We all know it’s better for your health to take the stairs, but do you ever feel out of breath when you climb to the third floor? You’re not alone, says Dr. Alice Perlowsky, a cardiologist who practices in Palm Springs, California.

If it happens on occasion, it may just be that you took the stairs more quickly than usual, you’re overtired, or your climbed more flights than you’re used to climbing. But if your find yourself huffing and puffing at the end of a climb more than occasionally, there may be something else at play.

The most likely cause is weight gain or even obesity — the heart and lungs can’t keep up with the exertion it takes to carry the extra weight up. Though it can happen to normal-weight women who haven’t seen a change on the scale if they’re out of shape.

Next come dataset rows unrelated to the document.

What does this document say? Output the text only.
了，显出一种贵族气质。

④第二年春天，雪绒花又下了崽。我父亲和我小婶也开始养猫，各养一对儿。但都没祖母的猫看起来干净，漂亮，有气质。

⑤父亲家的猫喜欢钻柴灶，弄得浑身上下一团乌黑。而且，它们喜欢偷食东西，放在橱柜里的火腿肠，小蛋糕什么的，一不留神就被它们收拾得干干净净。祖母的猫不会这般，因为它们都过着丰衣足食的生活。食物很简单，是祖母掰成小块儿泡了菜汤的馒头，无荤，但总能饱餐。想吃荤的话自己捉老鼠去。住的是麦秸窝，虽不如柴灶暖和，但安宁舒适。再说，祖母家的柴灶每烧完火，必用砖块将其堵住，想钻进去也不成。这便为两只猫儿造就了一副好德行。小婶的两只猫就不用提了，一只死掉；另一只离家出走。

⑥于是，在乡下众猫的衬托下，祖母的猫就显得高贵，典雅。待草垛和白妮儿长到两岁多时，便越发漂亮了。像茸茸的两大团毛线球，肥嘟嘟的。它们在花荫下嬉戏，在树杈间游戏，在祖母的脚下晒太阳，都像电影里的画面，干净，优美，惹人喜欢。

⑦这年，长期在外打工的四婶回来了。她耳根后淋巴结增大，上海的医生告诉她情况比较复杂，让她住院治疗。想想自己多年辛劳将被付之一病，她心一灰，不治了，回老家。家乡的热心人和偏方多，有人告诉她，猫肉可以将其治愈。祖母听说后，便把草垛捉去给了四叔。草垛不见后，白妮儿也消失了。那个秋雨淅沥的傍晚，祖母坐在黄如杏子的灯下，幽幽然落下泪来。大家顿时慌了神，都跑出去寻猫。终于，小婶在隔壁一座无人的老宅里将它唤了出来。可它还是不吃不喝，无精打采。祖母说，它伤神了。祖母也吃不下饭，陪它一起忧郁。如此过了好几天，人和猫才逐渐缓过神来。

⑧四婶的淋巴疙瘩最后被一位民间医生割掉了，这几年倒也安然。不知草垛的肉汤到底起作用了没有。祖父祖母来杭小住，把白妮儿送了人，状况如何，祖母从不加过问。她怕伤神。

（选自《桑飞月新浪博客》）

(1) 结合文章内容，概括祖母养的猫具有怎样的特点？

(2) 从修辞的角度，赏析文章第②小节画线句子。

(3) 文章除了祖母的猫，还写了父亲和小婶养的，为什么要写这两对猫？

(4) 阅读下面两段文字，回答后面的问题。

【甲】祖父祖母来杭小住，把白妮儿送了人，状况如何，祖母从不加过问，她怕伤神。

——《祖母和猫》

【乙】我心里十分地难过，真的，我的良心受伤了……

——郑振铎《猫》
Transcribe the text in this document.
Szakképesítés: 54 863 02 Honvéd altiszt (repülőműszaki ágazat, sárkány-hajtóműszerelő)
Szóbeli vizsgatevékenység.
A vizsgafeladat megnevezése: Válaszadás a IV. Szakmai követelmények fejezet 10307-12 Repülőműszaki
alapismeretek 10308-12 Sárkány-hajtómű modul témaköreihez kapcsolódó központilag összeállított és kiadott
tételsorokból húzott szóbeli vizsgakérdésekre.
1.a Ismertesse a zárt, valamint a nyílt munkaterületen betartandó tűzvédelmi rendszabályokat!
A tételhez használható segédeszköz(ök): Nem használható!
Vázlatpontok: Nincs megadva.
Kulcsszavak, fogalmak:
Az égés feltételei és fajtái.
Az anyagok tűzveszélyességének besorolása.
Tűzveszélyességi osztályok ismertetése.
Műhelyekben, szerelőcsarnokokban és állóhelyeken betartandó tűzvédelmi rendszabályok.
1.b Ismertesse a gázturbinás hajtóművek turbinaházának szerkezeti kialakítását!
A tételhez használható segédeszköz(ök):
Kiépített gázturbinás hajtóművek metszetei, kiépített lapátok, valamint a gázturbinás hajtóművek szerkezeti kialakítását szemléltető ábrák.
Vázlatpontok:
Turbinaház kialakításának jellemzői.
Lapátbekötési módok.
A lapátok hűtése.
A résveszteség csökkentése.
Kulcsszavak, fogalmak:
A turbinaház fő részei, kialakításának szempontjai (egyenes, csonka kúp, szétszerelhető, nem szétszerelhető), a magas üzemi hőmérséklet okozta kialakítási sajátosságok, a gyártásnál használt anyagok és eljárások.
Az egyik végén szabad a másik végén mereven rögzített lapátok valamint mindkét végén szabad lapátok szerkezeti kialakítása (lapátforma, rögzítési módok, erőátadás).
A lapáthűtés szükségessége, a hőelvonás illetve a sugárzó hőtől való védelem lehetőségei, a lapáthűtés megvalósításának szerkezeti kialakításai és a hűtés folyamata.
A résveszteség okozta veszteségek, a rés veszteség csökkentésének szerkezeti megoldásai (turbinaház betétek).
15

“Once you’re in your 40s and beyond, your life can be very busy — you’re at the peak of your career, dealing with family, etc. — and your exercise routine can fall by the wayside,” she says. With a lack of exercise over time, your aerobic capacity diminishes, leaving you out of breath upon exertion — in this case, climbing stairs.


If you suddenly notice that the stairs feel like Mount Everest, get checked out by your doctor ASAP.


Deconditioning doesn’t happen overnight, though, so if you suddenly notice that the stairs feel like Mount Everest, get checked out by your doctor ASAP. “There could be cardiac or pulmonary reasons, such as anemia, coronary artery disease, congestive heart failure, asthma, or COPD,” Perlowsky says. “It’s very important to remember that cardiac disease runs in families more so than many other diseases, so if your grandparents, mother, father, or sibling have it, your risk is much greater.”

Further, if that gasping or sputtering is accompanied by chest pains or tightness, swelling of the feet, a weird feeling of indigestion, or any other strong sensation of feeling “off,” seek medical attention right away.

“The symptoms of a heart attack for women are much different — not the ‘Hollywood heart attack’ we often see in the movies,” she says. “It could start more subtly, with shortness of breath.”